Questions for a Covid-19 Committee:
1) Was the virus designed or the result of serial passage research?
2)Why are some institutions still advocating the long discredited natural origin theory? If there was a natural origin, why can't we find a bat population that has a precursor virus?
3)Why did the virus seem so well adapted to human transmission so quickly?
4) Why did people jump to the conclusion that it was natural?
5) Why was the Lancet letter not better vetted for potential conflicts of interest?
6) Why did the Chinese government allow wet markets to reopen if they thought the virus had its origin in a wet market?
7) What motivated the CCP coverup? When did it start, and what did the CCP know at what time? Why didn't the CCP share more information about the virus? Where did the videos of people dying in the street come from? Why did they allow people to think fomite transmission could occur?
8) What motivated the NIH coverup? To what extent was the NIH coordinated with the CCP---and why? Why was the NIH allowed to fund research going on in China, even indirectly?
9) What is the extent of Dr. Fauci's criminal liability?
10) Was the virus released accidentally, or did the CCP release it as a limited strike bioweapon---a bioweapon with deniability---hoping that its authoritarian ability to lockdown would demonstrate its superiority and allow its economy to overtake the West faster?
11) How were Facebook, Youtube, and Twitter all roped into carrying out very similar censorship regimes? What government and social pressure caused this?
12) Why didn't the NIH and CDC early on use tests to trace the transmission of the virus, instead using them for diagnosis even though there was no readily available treatment option at the time?
13) Why did the CDC and NIH ignore the most successful epidemiological models in favor of more traditional ones? (A friend of mine had his model rejected for "not including seasonality" even though Covid had not been around for a year yet when it was built and, more importantly, being the most accurate model.)
14) Why does the NIH place clinicians in positions of power instead of epidemiologists? More importantly, why do the NIH and CDC hire so few trained statisticians and economists? Why was the CDC's data collection so poor?
15) Why was there such a huge emphasis on vaccinating children?
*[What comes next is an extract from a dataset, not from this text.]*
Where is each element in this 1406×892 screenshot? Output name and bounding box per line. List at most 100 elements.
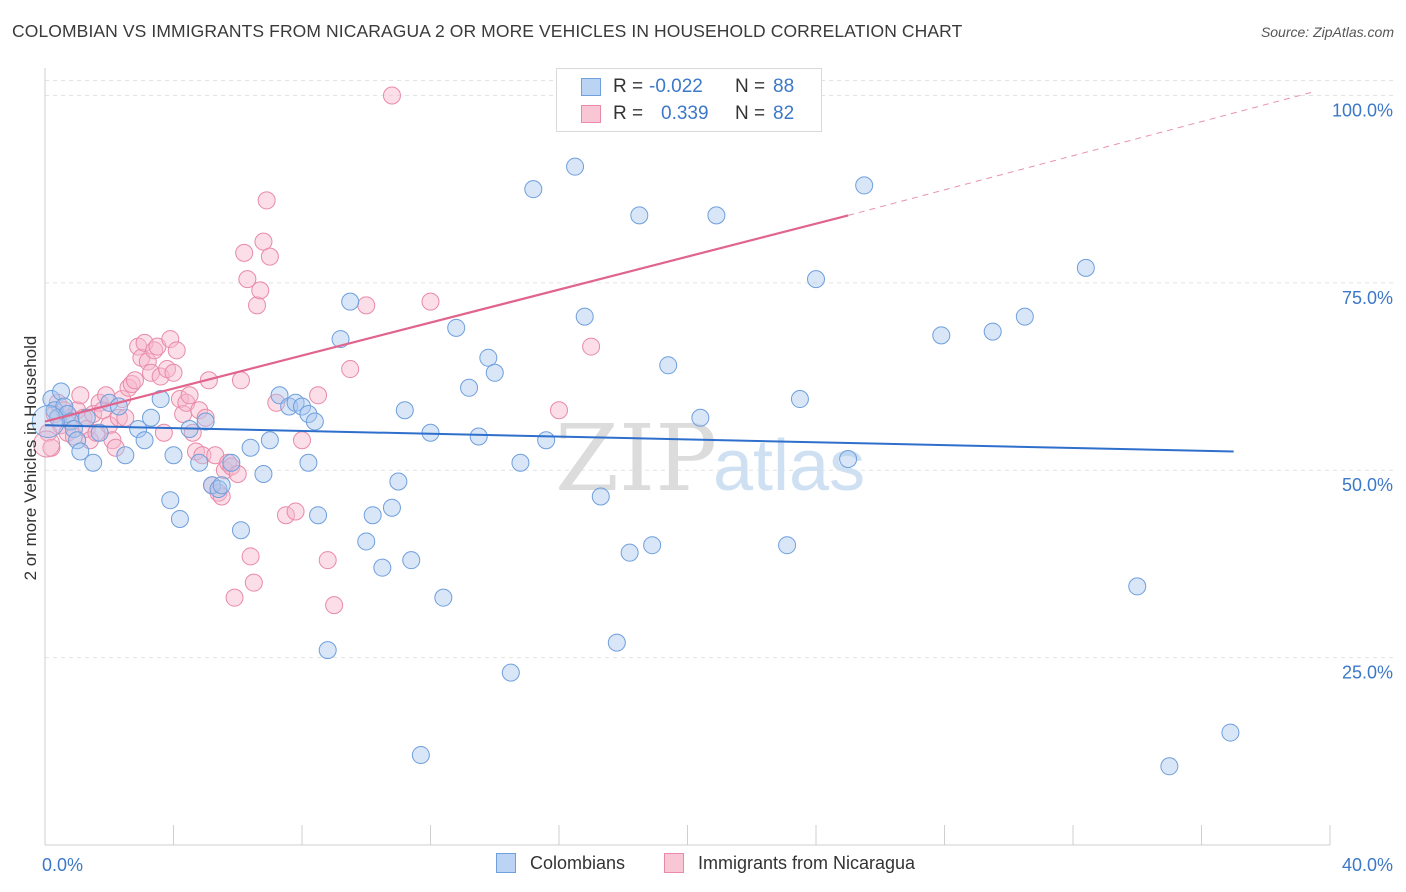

Was this really about getting immunity from liability for the vaccine manufacturers, or did the CDC really believe children were at risk?
And that is just the tip of the iceberg.
During a recent Tom Woods podcast, the question came up, Why did the CDC deny the well understood truth that diseases produce natural immunity. Here is my answer: As for why they questioned natural immunity, I can think of three reasons: 1) Because they knew the Covid tests were inaccurate and that many people who had thought they had Covid actually had the flu. However, instead of admitting this, they questioned well-established science. Recall that flu "went to virtually zero" according to CDC findings which is not possible. This suggests there was a wild tendency to overattribute symptoms to Covid-19. 2) They wanted to sell vaccine. 3) They knew it was man-made, and so they wondered if the virus had not, somehow, been intentionally designed to evade the human immune response.